Dir: Alan White. Australia. 2000. 92 mins.
Prod co: MacGowan Films. Int'l sales: Beyond Films (61-2) 9281 1266. Exec prod: Marion Pilowsky. Prod: Marion MacGowan. Scr: John Armstrong, Steve Wright, based on the short story "The Adjuster" by Tracy Kidder. DoP: Simon Duggan. Prod des: Murray Picknett. Ed: Lee Smith. Mus: Don Miler-Robinson. Main cast: Bryan Brown, Tom Long, Claudia Karvan.
Risk does for the insurance industry what Wall Street did for Wall Street: it injects some sex appeal into a button-down number-crunching corporate milieu. But just as insurance is less flashy than arbitrage, Risk, while ably executed, struggles to maintain its intensity. Theatrical distribution outside of Australia seems unlikely; however, the goods are here for international TV success. Stalwart Aussie leading man Brown heads a great-looking lead trio while the flashy cars and noirish atmosphere give the package the necessary sheen.

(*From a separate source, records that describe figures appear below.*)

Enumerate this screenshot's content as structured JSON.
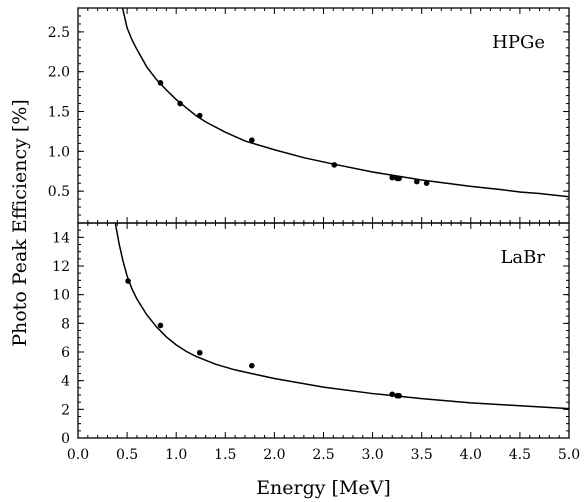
{
  "chart_data": {
    "type": "scatter",
    "xlabel": "Energy [MeV]",
    "ylabel": "Photo Peak Efficiency [%]",
    "xlim": [
      0.0,
      5.0
    ],
    "xticks": [
      "0.0",
      "0.5",
      "1.0",
      "1.5",
      "2.0",
      "2.5",
      "3.0",
      "3.5",
      "4.0",
      "4.5",
      "5.0"
    ],
    "xtick_values": [
      0.0,
      0.5,
      1.0,
      1.5,
      2.0,
      2.5,
      3.0,
      3.5,
      4.0,
      4.5,
      5.0
    ],
    "panels": [
      {
        "label": "HPGe",
        "ylim": [
          0.1,
          2.8
        ],
        "yticks": [
          "0.5",
          "1.0",
          "1.5",
          "2.0",
          "2.5"
        ],
        "ytick_values": [
          0.5,
          1.0,
          1.5,
          2.0,
          2.5
        ],
        "points": {
          "x": [
            0.84,
            1.04,
            1.24,
            1.77,
            2.61,
            3.2,
            3.25,
            3.27,
            3.45,
            3.55
          ],
          "y": [
            1.86,
            1.6,
            1.45,
            1.14,
            0.83,
            0.67,
            0.66,
            0.66,
            0.62,
            0.6
          ]
        },
        "curve": {
          "x": [
            0.45,
            0.5,
            0.55,
            0.6,
            0.7,
            0.8,
            0.9,
            1.0,
            1.1,
            1.2,
            1.3,
            1.5,
            1.7,
            2.0,
            2.3,
            2.6,
            3.0,
            3.5,
            4.0,
            4.3,
            4.5,
            4.7,
            5.0
          ],
          "y": [
            2.82,
            2.55,
            2.4,
            2.28,
            2.06,
            1.9,
            1.77,
            1.65,
            1.55,
            1.45,
            1.37,
            1.24,
            1.13,
            1.02,
            0.92,
            0.84,
            0.74,
            0.64,
            0.56,
            0.52,
            0.49,
            0.47,
            0.43
          ]
        }
      },
      {
        "label": "LaBr",
        "ylim": [
          0,
          15
        ],
        "yticks": [
          "0",
          "2",
          "4",
          "6",
          "8",
          "10",
          "12",
          "14"
        ],
        "ytick_values": [
          0,
          2,
          4,
          6,
          8,
          10,
          12,
          14
        ],
        "points": {
          "x": [
            0.51,
            0.84,
            1.24,
            1.77,
            3.2,
            3.25,
            3.27
          ],
          "y": [
            10.95,
            7.85,
            5.95,
            5.05,
            3.05,
            2.95,
            2.95
          ]
        },
        "curve": {
          "x": [
            0.38,
            0.42,
            0.46,
            0.5,
            0.55,
            0.6,
            0.7,
            0.8,
            0.9,
            1.0,
            1.1,
            1.2,
            1.4,
            1.6,
            1.8,
            2.0,
            2.5,
            3.0,
            3.5,
            4.0,
            4.5,
            5.0
          ],
          "y": [
            15.0,
            13.5,
            12.3,
            11.3,
            10.4,
            9.7,
            8.6,
            7.75,
            7.05,
            6.5,
            6.05,
            5.7,
            5.15,
            4.75,
            4.45,
            4.15,
            3.55,
            3.1,
            2.75,
            2.45,
            2.25,
            2.05
          ]
        }
      }
    ]
  }
}
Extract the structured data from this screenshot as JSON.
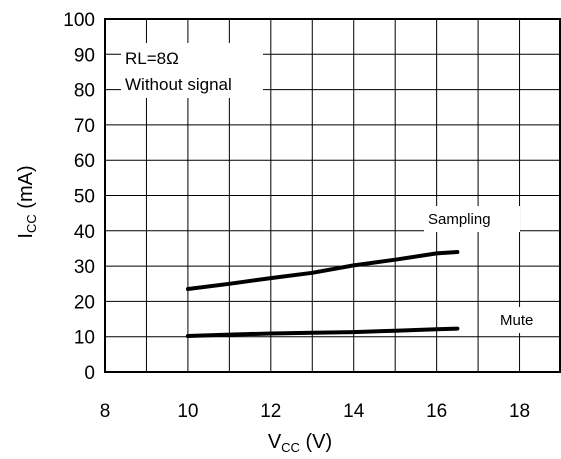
{
  "chart_data": {
    "type": "line",
    "xlim": [
      8,
      19
    ],
    "ylim": [
      0,
      100
    ],
    "xticks": [
      8,
      10,
      12,
      14,
      16,
      18
    ],
    "yticks": [
      0,
      10,
      20,
      30,
      40,
      50,
      60,
      70,
      80,
      90,
      100
    ],
    "xlabel": {
      "main": "V",
      "sub": "CC",
      "unit": " (V)"
    },
    "ylabel": {
      "main": "I",
      "sub": "CC",
      "unit": " (mA)"
    },
    "grid": true,
    "annotations": [
      "RL=8Ω",
      "Without signal"
    ],
    "series": [
      {
        "name": "Sampling",
        "x": [
          10,
          11,
          12,
          13,
          14,
          15,
          16,
          16.5
        ],
        "y": [
          23.5,
          25,
          26.6,
          28.1,
          30.2,
          31.8,
          33.6,
          34
        ]
      },
      {
        "name": "Mute",
        "x": [
          10,
          11,
          12,
          13,
          14,
          15,
          16,
          16.5
        ],
        "y": [
          10.2,
          10.6,
          10.9,
          11.1,
          11.3,
          11.7,
          12.1,
          12.3
        ]
      }
    ]
  }
}
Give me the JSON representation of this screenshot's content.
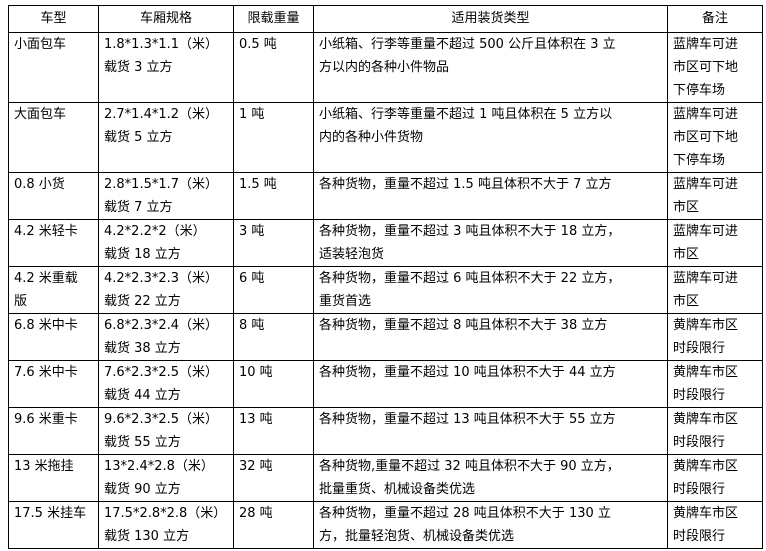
{
  "headers": [
    "车型",
    "车厢规格",
    "限载重量",
    "适用装货类型",
    "备注"
  ],
  "rows": [
    [
      "小面包车",
      "1.8*1.3*1.1（米）\n载货 3 立方",
      "0.5 吨",
      "小纸箱、行李等重量不超过 500 公斤且体积在 3 立\n方以内的各种小件物品",
      "蓝牌车可进\n市区可下地\n下停车场"
    ],
    [
      "大面包车",
      "2.7*1.4*1.2（米）\n载货 5 立方",
      "1 吨",
      "小纸箱、行李等重量不超过 1 吨且体积在 5 立方以\n内的各种小件货物",
      "蓝牌车可进\n市区可下地\n下停车场"
    ],
    [
      "0.8 小货",
      "2.8*1.5*1.7（米）\n载货 7 立方",
      "1.5 吨",
      "各种货物，重量不超过 1.5 吨且体积不大于 7 立方",
      "蓝牌车可进\n市区"
    ],
    [
      "4.2 米轻卡",
      "4.2*2.2*2（米）\n载货 18 立方",
      "3 吨",
      "各种货物，重量不超过 3 吨且体积不大于 18 立方，\n适装轻泡货",
      "蓝牌车可进\n市区"
    ],
    [
      "4.2 米重载\n版",
      "4.2*2.3*2.3（米）\n载货 22 立方",
      "6 吨",
      "各种货物，重量不超过 6 吨且体积不大于 22 立方，\n重货首选",
      "蓝牌车可进\n市区"
    ],
    [
      "6.8 米中卡",
      "6.8*2.3*2.4（米）\n载货 38 立方",
      "8 吨",
      "各种货物，重量不超过 8 吨且体积不大于 38 立方",
      "黄牌车市区\n时段限行"
    ],
    [
      "7.6 米中卡",
      "7.6*2.3*2.5（米）\n载货 44 立方",
      "10 吨",
      "各种货物，重量不超过 10 吨且体积不大于 44 立方",
      "黄牌车市区\n时段限行"
    ],
    [
      "9.6 米重卡",
      "9.6*2.3*2.5（米）\n载货 55 立方",
      "13 吨",
      "各种货物，重量不超过 13 吨且体积不大于 55 立方",
      "黄牌车市区\n时段限行"
    ],
    [
      "13 米拖挂",
      "13*2.4*2.8（米）\n载货 90 立方",
      "32 吨",
      "各种货物,重量不超过 32 吨且体积不大于 90 立方，\n批量重货、机械设备类优选",
      "黄牌车市区\n时段限行"
    ],
    [
      "17.5 米挂车",
      "17.5*2.8*2.8（米）\n载货 130 立方",
      "28 吨",
      "各种货物，重量不超过 28 吨且体积不大于 130 立\n方，批量轻泡货、机械设备类优选",
      "黄牌车市区\n时段限行"
    ]
  ]
}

Ben, a naïve young man (Long) joins an insurance company and finds in Kreisky, (Brown) a mentor of great success and questionable ethics. Ben is a terrible adjuster -- his impulse is to pay up at the first sign of tears -- but he is the perfect person to help legitimise Kreisky's fake claims scam, which he operates with the help of his girlfriend, Louise (Karvan), an equally crooked attorney. Soon Ben is receiving a share of the money, and of Louise. At first the story seems to follow the standard love-triangle tangent, where the younger male usurps the position of his elder, getting the woman and the money. But Louise has different plans. She turns out to be the more ambitious of the three, pushing the risk factor and eventually bringing the scheme down upon herself and her cohorts.
It's central characters are superficially attractive, as characters in such situations usually are, but the film never digs past that surface sheen to reveal the damaged souls within - they just become superficially unattractive. Still, the film is intriguing for its strong central female character and its avoidance of sentimentality. The result is ultimately satisfying: a slick urban thriller with undertones of morality.